Table 8: Transition probabilities (A_{ji}, units s^{1}) calculated with the target (Table 4).
Aggarwal & Keenan (2005) point out that the thermally averaged collision strengths of Gupta & Tayal (1998) are systematically lower than their own values at higher temperatures, which they attribute to the calculation of Gupta & Tayal (1998) only extending to 60 Ryd. In Fig. 7 we compare our results with those of Gupta & Tayal (1998) at 5 10^{6} K for strong optically allowed transitions. This figure indeed shows that the results of Gupta & Tayal (1998) are systematically lower at this temperature for this set of transitions. If, however, we compare results for transitions which do not satisfy the rigorous electric dipole selection rules also at 5 10^{6} K (Fig. 8), we find good agreement, now with the exception of transition 15.

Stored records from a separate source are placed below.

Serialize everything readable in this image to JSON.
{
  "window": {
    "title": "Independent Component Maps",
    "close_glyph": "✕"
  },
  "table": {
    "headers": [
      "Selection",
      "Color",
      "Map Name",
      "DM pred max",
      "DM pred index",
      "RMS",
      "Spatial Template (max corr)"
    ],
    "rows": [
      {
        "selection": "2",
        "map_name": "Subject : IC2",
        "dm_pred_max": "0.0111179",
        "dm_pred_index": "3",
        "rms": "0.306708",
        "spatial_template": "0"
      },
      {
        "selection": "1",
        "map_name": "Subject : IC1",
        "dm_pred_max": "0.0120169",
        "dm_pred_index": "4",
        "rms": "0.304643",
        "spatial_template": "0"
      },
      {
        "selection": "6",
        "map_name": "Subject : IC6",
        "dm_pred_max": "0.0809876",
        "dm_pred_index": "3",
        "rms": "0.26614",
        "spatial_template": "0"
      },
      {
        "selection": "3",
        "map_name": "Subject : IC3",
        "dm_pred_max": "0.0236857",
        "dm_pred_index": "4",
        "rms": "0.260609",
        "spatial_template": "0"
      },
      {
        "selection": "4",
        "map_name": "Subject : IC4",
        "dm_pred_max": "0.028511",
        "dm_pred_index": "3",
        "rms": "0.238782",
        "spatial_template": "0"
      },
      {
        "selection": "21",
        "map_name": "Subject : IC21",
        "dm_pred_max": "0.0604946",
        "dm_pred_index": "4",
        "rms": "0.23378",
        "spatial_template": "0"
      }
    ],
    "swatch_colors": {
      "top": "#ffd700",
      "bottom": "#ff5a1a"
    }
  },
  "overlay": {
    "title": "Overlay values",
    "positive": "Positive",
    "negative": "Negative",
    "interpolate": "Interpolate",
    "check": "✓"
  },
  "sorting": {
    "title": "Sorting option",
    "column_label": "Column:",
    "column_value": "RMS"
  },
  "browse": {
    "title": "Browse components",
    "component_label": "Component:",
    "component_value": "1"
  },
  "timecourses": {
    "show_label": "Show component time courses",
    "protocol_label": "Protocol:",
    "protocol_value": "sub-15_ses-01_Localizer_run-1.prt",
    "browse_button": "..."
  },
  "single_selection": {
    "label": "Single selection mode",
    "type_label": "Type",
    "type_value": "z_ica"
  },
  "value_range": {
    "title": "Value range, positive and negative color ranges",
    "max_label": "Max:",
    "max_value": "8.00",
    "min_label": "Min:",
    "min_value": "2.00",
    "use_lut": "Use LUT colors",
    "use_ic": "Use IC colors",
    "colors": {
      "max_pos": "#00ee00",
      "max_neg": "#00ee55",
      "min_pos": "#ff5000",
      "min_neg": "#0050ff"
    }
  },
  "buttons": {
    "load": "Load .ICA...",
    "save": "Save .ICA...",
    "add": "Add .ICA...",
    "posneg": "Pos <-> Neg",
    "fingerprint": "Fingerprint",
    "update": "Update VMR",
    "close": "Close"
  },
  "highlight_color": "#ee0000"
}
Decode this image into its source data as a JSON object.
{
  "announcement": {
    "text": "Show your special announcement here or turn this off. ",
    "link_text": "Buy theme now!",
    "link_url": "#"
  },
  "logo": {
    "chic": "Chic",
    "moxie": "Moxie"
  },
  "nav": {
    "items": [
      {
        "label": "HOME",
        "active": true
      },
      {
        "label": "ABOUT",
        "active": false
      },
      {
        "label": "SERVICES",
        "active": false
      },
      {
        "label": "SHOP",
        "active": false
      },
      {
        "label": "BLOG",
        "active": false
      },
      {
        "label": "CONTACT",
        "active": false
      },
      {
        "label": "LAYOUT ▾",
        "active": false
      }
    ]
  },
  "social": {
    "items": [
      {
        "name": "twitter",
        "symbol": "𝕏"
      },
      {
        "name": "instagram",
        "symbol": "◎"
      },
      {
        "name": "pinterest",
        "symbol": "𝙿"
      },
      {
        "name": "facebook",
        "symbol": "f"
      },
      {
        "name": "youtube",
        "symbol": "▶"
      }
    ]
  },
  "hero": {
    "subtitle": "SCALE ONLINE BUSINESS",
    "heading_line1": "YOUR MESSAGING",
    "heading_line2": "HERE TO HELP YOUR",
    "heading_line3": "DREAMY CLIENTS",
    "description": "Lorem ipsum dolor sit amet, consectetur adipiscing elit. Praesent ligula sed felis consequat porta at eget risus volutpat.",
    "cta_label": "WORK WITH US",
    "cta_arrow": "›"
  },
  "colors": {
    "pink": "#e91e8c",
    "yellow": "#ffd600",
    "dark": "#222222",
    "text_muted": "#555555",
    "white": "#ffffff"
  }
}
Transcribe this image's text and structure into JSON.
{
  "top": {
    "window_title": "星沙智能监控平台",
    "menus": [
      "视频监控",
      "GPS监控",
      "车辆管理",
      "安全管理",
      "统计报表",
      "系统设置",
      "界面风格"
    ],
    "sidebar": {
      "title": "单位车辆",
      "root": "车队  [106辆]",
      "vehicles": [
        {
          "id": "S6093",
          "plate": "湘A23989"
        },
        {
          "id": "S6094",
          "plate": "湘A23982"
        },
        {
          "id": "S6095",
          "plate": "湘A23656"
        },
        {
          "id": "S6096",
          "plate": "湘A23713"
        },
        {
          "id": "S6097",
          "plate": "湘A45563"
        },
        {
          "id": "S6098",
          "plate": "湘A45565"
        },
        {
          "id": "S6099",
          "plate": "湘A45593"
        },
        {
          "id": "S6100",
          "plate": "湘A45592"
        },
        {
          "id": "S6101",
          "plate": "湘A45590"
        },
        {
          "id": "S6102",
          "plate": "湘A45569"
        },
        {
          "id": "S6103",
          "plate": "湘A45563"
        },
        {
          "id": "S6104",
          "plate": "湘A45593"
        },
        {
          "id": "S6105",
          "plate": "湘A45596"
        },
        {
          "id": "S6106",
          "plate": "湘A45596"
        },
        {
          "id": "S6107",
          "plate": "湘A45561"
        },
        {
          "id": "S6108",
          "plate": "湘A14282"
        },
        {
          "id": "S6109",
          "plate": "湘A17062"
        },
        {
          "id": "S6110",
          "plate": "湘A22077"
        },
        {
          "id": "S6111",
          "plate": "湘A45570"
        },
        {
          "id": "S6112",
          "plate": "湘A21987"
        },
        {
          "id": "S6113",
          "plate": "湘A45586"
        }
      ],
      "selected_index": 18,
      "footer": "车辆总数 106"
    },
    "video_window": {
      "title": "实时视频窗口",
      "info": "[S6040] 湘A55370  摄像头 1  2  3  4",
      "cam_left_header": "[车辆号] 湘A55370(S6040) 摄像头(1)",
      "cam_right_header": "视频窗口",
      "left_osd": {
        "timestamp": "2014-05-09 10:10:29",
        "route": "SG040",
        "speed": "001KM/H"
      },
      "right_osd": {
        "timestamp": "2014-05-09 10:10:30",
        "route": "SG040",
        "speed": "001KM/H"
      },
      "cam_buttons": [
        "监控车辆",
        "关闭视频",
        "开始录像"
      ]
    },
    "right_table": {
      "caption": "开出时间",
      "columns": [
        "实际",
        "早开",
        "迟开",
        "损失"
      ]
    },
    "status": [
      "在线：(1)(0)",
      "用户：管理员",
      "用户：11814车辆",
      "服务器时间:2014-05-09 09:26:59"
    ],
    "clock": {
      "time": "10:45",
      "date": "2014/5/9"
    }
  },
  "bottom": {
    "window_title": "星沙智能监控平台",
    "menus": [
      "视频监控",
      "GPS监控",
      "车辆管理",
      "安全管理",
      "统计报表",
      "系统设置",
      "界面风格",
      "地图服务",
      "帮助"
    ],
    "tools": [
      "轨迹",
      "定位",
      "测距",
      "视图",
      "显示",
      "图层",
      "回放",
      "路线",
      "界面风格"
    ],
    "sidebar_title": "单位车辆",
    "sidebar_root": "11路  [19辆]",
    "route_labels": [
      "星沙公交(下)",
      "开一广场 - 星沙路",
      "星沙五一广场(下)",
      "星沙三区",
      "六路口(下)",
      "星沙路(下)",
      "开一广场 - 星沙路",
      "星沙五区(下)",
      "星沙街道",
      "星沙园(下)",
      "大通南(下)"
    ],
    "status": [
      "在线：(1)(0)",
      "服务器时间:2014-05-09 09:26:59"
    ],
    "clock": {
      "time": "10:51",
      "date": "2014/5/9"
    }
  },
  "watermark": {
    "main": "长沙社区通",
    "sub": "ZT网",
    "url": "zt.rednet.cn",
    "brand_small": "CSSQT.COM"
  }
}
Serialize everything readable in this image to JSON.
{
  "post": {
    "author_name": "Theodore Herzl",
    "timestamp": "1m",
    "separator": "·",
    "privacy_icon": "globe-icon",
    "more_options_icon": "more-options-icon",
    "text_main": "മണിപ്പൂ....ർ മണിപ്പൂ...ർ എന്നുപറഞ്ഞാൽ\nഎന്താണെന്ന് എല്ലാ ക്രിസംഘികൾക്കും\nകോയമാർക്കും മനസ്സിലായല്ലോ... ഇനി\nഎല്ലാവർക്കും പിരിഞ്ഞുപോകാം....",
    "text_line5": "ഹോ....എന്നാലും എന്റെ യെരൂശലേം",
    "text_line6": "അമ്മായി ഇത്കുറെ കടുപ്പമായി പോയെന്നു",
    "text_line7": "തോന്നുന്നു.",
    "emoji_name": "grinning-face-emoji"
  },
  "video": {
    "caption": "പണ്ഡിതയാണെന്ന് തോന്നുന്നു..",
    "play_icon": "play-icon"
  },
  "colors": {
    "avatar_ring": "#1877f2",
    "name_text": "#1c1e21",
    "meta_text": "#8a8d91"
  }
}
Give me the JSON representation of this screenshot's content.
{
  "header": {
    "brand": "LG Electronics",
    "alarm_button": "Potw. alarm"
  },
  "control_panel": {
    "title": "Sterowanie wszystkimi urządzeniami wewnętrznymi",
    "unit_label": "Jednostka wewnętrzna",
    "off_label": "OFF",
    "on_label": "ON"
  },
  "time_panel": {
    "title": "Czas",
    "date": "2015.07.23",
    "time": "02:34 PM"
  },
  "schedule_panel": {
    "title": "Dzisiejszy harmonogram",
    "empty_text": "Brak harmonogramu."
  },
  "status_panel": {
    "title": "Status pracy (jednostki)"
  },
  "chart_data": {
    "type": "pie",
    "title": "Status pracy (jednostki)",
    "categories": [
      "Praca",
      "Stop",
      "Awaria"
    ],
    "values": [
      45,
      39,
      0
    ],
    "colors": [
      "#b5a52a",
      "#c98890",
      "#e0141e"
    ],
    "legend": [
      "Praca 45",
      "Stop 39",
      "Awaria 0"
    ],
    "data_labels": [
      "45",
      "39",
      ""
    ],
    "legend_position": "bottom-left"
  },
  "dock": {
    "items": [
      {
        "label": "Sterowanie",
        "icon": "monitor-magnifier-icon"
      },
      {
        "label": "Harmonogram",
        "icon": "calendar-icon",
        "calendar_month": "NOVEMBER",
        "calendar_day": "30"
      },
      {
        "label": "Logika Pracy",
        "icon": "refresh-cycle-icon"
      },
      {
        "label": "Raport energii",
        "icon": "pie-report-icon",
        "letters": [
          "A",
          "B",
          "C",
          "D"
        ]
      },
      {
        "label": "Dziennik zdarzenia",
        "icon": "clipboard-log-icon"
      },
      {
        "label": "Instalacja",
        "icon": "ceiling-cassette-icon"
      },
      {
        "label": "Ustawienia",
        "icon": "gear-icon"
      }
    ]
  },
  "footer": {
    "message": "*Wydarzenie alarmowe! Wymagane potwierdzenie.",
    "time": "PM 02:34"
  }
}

Thus at the higher temperatures, the thermally averaged collision strengths of Gupta & Tayal (1998) are systematically lower than the present work but only for the strong electric dipole allowed transitions. This picture is consistent with the reason put forward by Aggarwal & Keenan (2005) since the collision strengths for the allowed transitions are increasing with energy and therefore particularly sensitive to the absence of data beyond 60 Ryd.
Figure 8: Comparison of thermally averaged collision strengths at 5 10^{6} K from the present work and from Gupta & Tayal (1998). Transitions are included between the three energetically lowest levels and all levels of the 3s3p^{3} and 3s^{2}3p3d configurations which which do not satisfy the rigorous electric dipole selection rule between LSJ levels.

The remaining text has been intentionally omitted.